太陽系外縁部にある辺境の天体「冥王星」。
その遠く離れた天体に、私たち人類は探査機「ニューホライズンズ」を送り詳しい調査を行いました。
そんなニューホライズンズの探査は大成功をおさめ、これまで未知の星だった冥王星の新事実を次々に地球に送ってくれました。
そして得られた冥王星の新事実の1つに、厚い氷に覆われた地下には液体の海が広がっている可能性があるというのです。
もし、それが事実なら、もしかしたら冥王星の海に生命が存在している可能性も捨て切れません。
無人探査機「ニューホライズンズ」から得た冥王星の真実
地球から冥王星まで、最短距離でも約50億キロもあります。これだけ地球から離れているのであれば、太陽の光もほとんど届かず、言わば暗黒の宇宙に冥王星は存在しているワケで、そこは太陽の恵みも少ない場所であり同時に超極寒の世界で、私たち地球に住む生物が常識的に考えた範囲内においては、生命などとても生息できない超過酷な環境に違いありません。
「Image Credit:太陽から遥か離れた冥王星地表のイメージ(ALAN STERN AND MARK BUIE, SOUTHWEST RESEARCH INSTITUTE; JEFF MOORE, NASA; WILL GRUNDY, LOWELL OBSERVATORY)」
事実、冥王星の探査を行っている無人探査機「ニューホライズンズ」も、この星の過酷な環境を捉え地球にデータを送ってきています。

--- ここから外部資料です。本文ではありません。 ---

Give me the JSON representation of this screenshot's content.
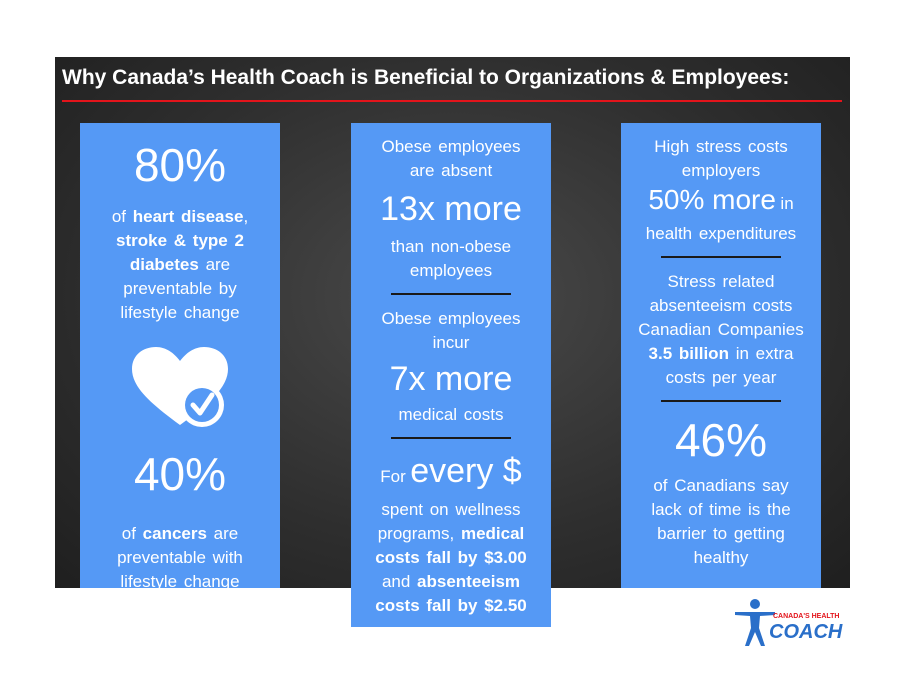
{
  "title": "Why Canada’s Health Coach is Beneficial to Organizations & Employees:",
  "columns": [
    [
      "80%",
      "of",
      "heart disease",
      ",",
      "stroke & type 2 diabetes",
      "are preventable by lifestyle change",
      "40%",
      "of",
      "cancers",
      "are preventable with lifestyle change"
    ],
    [
      "Obese employees are absent",
      "13x more",
      "than non-obese employees",
      "Obese employees incur",
      "7x more",
      "medical costs",
      "For",
      "every $",
      "spent on wellness programs,",
      "medical costs fall by $3.00",
      "and",
      "absenteeism costs fall by $2.50"
    ],
    [
      "High stress costs employers",
      "50% more",
      "in",
      "health expenditures",
      "Stress related absenteeism costs Canadian Companies",
      "3.5 billion",
      "in extra costs per year",
      "46%",
      "of Canadians say lack of time is the barrier to getting healthy"
    ]
  ],
  "logo": {
    "top": "CANADA'S HEALTH",
    "main": "COACH"
  }
}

冥王星には氷に覆われた大地が広がり、氷の火山や凍った窒素で出来た平原など様々な冥王星の素顔を捉えていて、さらに新たにわかってきたのが、氷で覆われた冥王星の地下には液体の海が広がっている可能性があるとの事です。
何故、氷の星・冥王星の地下に海があるのか?
ニューホライズンズの探査では、冥王星の地表に地殻変動の痕跡を発見しています。なお、地殻変動が起こるには太陽からの巨大な潮汐力が原因とも考えもありますが、太陽から遠く離れその影響を受けにくい冥王星で、地殻変動が起きるのは考えにくいと専門家たちは首をかしげているようです。
冥王星で何故、地殻変動の痕跡があるのか?は謎ですが、この現象が確認されたからには地下には熱を起こす何か(核)があり、その周りには氷ではなく暖められた液体の水らしきモノ(海)もあるのではないか?
と考えられています。
冥王星の地下に生命はいるのか?
冥王星の地下に、氷が溶けた液体があったとしても、それが必ずしも水である保証はありません。その証拠に、冥王星表面を覆う氷の成分は窒素であったりメタンと炭化水素の層も確認されています。
「Image Credit:NASA/JHUAPL/SwRI」
また、もし液体があった場合でもそこは熱せられた核に近い場所である可能性が高いとの事で、かなり深い場所に液体の海?が存在するのでは?という仮説が持ち上がっています。
こうなれば、冥王星に生命?ということは限りなくゼロに近いという事になるかも知れませんが、それでもそこに生命がいる可能性があるとしたら・・・と思うとロマンも沸いてくるのではないでしょうか?
とにかく、ニューホライズンズの冥王星探査は終了しましたが、この探査により次々に発見があったモノの事実でそれに伴い謎も深まっています。
今後、人類がまた冥王星に探査機を送る予定があるかどうかはわかりませんが、送るとしたら今度は生命探査もミッションに組み込まれるかも知れませんね?!